Appena un miliardo di euro, forse meno: questa la cifra che il governo ha stanziato per il rinnovo dei contratti della pubblica amministrazione. Una cifra esigua da spartire in una platea di oltre 3milioni e 300mila lavoratori, di cui un milione solo nel comparto Scuola. Si tratta di una cifra ben lontana da quella auspicata, i 7 miliardi richiesti dai sindacati necessari per recuperare almeno in parte una quota del potere d’acquisto perso negli ultimi anni, il 10% secondo le stime OCSE.
Eppure, anziché sobbalzare dalla sedia e inneggiare alla rivoluzione l’atteggiamento dei sindacati appare stranamente accondiscendente, reazione tanto più anomala se si pensa che l’aumento stimato si aggirerebbe attorno ai 20 euro netti al mese, cifra irrisoria che recupererebbe una quota ancor più irrisoria del potere d’acquisto perso, circa l’1,4%. “È evidente che è poca roba” ha commentato Annamaria Furlan della Cisl in merito alla cifra stanziata ma “se riuscissimo ad ottenere la contrattazione di secondo livello e a togliere sprechi e sperperi un ragionamento si potrebbe anche aprire”.
Tra incrementi irrisori e nuovi tagli
Il riferimento è alla (a quanto pare) positiva esperienza del confronto col governo sul tema delle pensioni che, dopo anni di tira e molla ha portato alla seguente soluzione: l’anticipo pensionistico, ossia vado in pensione prima ma per farlo accetto di farmi prestare i soldi che serviranno a coprire tale anticipo e che dovrò restituire per 20 anni rinunciando, nei casi peggiori, a un quarto della pensione.
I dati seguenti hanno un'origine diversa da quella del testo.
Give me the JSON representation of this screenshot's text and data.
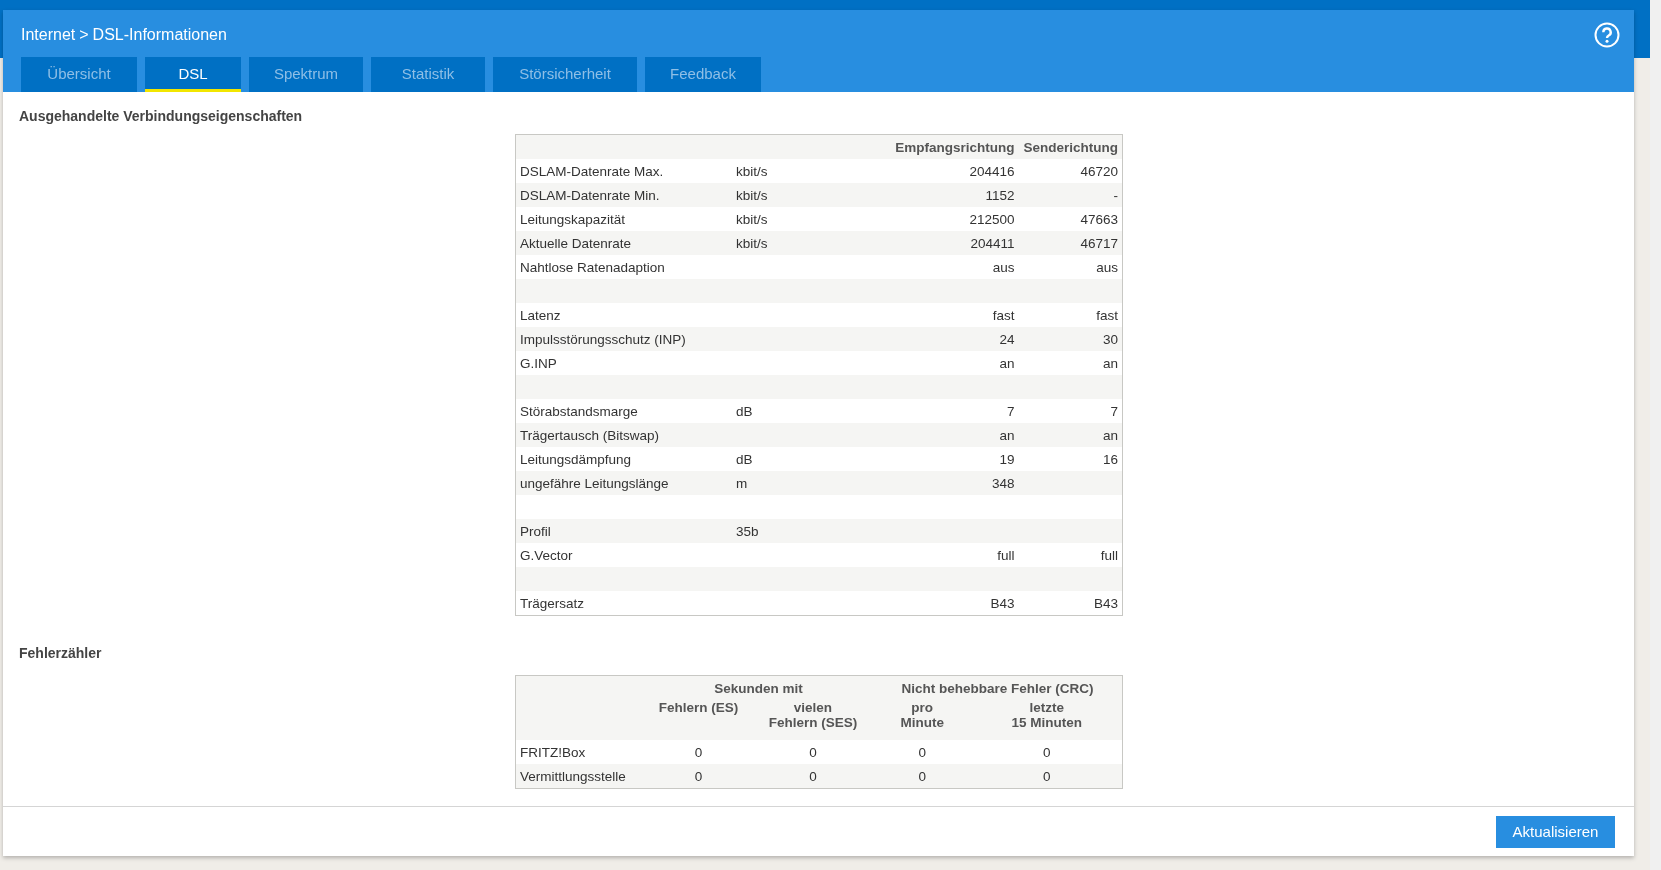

Tralasciando l’argomento pensioni la questione della rinegoziazione dei contratti statali si fa seria: oltre al fatto che l’aumento di 20 euro sia del tutto insufficiente a restituire ai lavoratori quanto dovuto, tali risorse potrebbero non essere distribuite a tutti: è lo scenario che descrive la redazione del quotidiano Italia Oggi, secondo cui il miliardo in questione servirebbe, nelle intenzioni del governo, a finanziare il compenso accessorio (il cosiddetto merito).
Non solo: sempre secondo il noto quotidiano potrebbe esserci nell’aria un’ulteriore sforbiciata sugli scatti di anzianità del personale scolastico che potrebbero essere completamente rimodulati, anche se non è chiaro se per effetto di una proposta negoziale o per intervento legislativo.
La “questione” Brunetta
A proposito di scatti di anzianità è utile ricordare che, malgrado il recupero delle annualità 2010, 2011 e 2012 ormai a regime, pesa ancora la cancellazione dell’utilità 2013 con la conseguente progressione di carriera ritardata di un anno e il un costo per il singolo lavoratore di circa 1000 euro. Anche per quest’anno tuttavia pare che non ci siano sviluppi si questo punto poiché e non ve n’è menzione alcuna nel testo della legge di Stabilità.
Vige l’incertezza sul futuro su cui pesa anche il decreto Brunetta del 2009 che ha tolto, alla contrattazione collettiva il potere di derogare le leggi vigenti: nello specifico rimangono per il momento le condizioni maggiormente favorevoli previste dal contratto 2007 (con esplicite deroghe alle norme ordinarie come i permessi per motivi personali e familiari) che verrebbero però inevitabilmente meno con i nuovi contratti in quanto, sempre per effetto del decreto Brunetta, anche se inserite tali clausole sarebbero nulle.